In the past several years, some research has suggested that omega-3 fatty acids, usually considered a health panacea, could actually increase your risk for type 2 diabetes. A recent study contends that’s just not true. While lifestyle choices, such as diet and exercise, are known to greatly influence the development of type 2 diabetes, consuming omega-3 fatty acids, either long-chain or plant-derived, showed no association with higher incidence. In fact, individuals with the highest concentration of both types of omega-3s had lower risk of diabetes than other individuals.

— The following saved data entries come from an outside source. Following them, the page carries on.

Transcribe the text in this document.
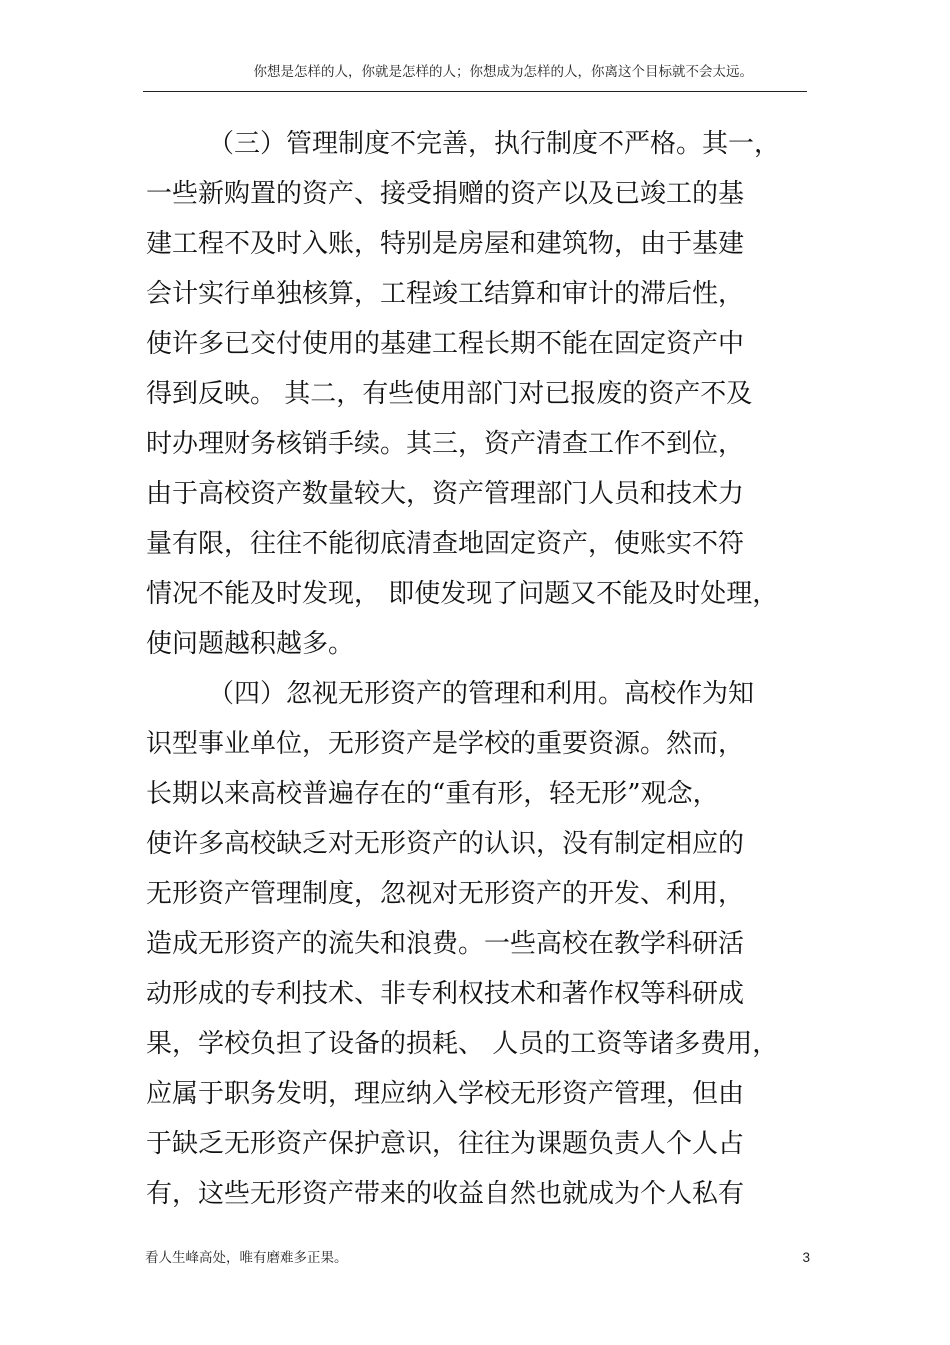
你想是怎样的人，你就是怎样的人；你想成为怎样的人，你离这个目标就不会太远。
（三）管理制度不完善，执行制度不严格。其一，
一些新购置的资产、接受捐赠的资产以及已竣工的基
建工程不及时入账，特别是房屋和建筑物，由于基建
会计实行单独核算，工程竣工结算和审计的滞后性，
使许多已交付使用的基建工程长期不能在固定资产中
得到反映。 其二，有些使用部门对已报废的资产不及
时办理财务核销手续。其三，资产清查工作不到位，
由于高校资产数量较大，资产管理部门人员和技术力
量有限，往往不能彻底清查地固定资产，使账实不符
情况不能及时发现， 即使发现了问题又不能及时处理，
使问题越积越多。
（四）忽视无形资产的管理和利用。高校作为知
识型事业单位，无形资产是学校的重要资源。然而，
长期以来高校普遍存在的“重有形，轻无形”观念，
使许多高校缺乏对无形资产的认识，没有制定相应的
无形资产管理制度，忽视对无形资产的开发、利用，
造成无形资产的流失和浪费。一些高校在教学科研活
动形成的专利技术、非专利权技术和著作权等科研成
果，学校负担了设备的损耗、 人员的工资等诸多费用，
应属于职务发明，理应纳入学校无形资产管理，但由
于缺乏无形资产保护意识，往往为课题负责人个人占
有，这些无形资产带来的收益自然也就成为个人私有
看人生峰高处，唯有磨难多正果。	3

Previous studies have provided limited and inconsistent data on the relationship between omega-3 fatty acids and the risk of diabetes. Many of these studies estimated omega-3 consumption through food-frequency questionnaires, a survey that provides information on eating habits, which make the studies vulnerable to measurement error. To avoid the potential for error, this particular study used blood tests to measure the omega-3 fatty acid concentrations in 3, 088 U.S. adults, age 65 years or older. This blood test eliminates the measurement error present in previous, inconsistent reports.
With this measurement strategy, the study concludes that subjects (older adults) with higher blood concentrations of omega-3s were associated with a lower risk of diabetes. What does this mean for you? Adding omega-3 food sources or supplements to your diet not only helps decrease your risk for coronary heart disease, maintain healthy cholesterol and blood pressure levels and improve joint health, but they may also lower your risk for type 2 diabetes.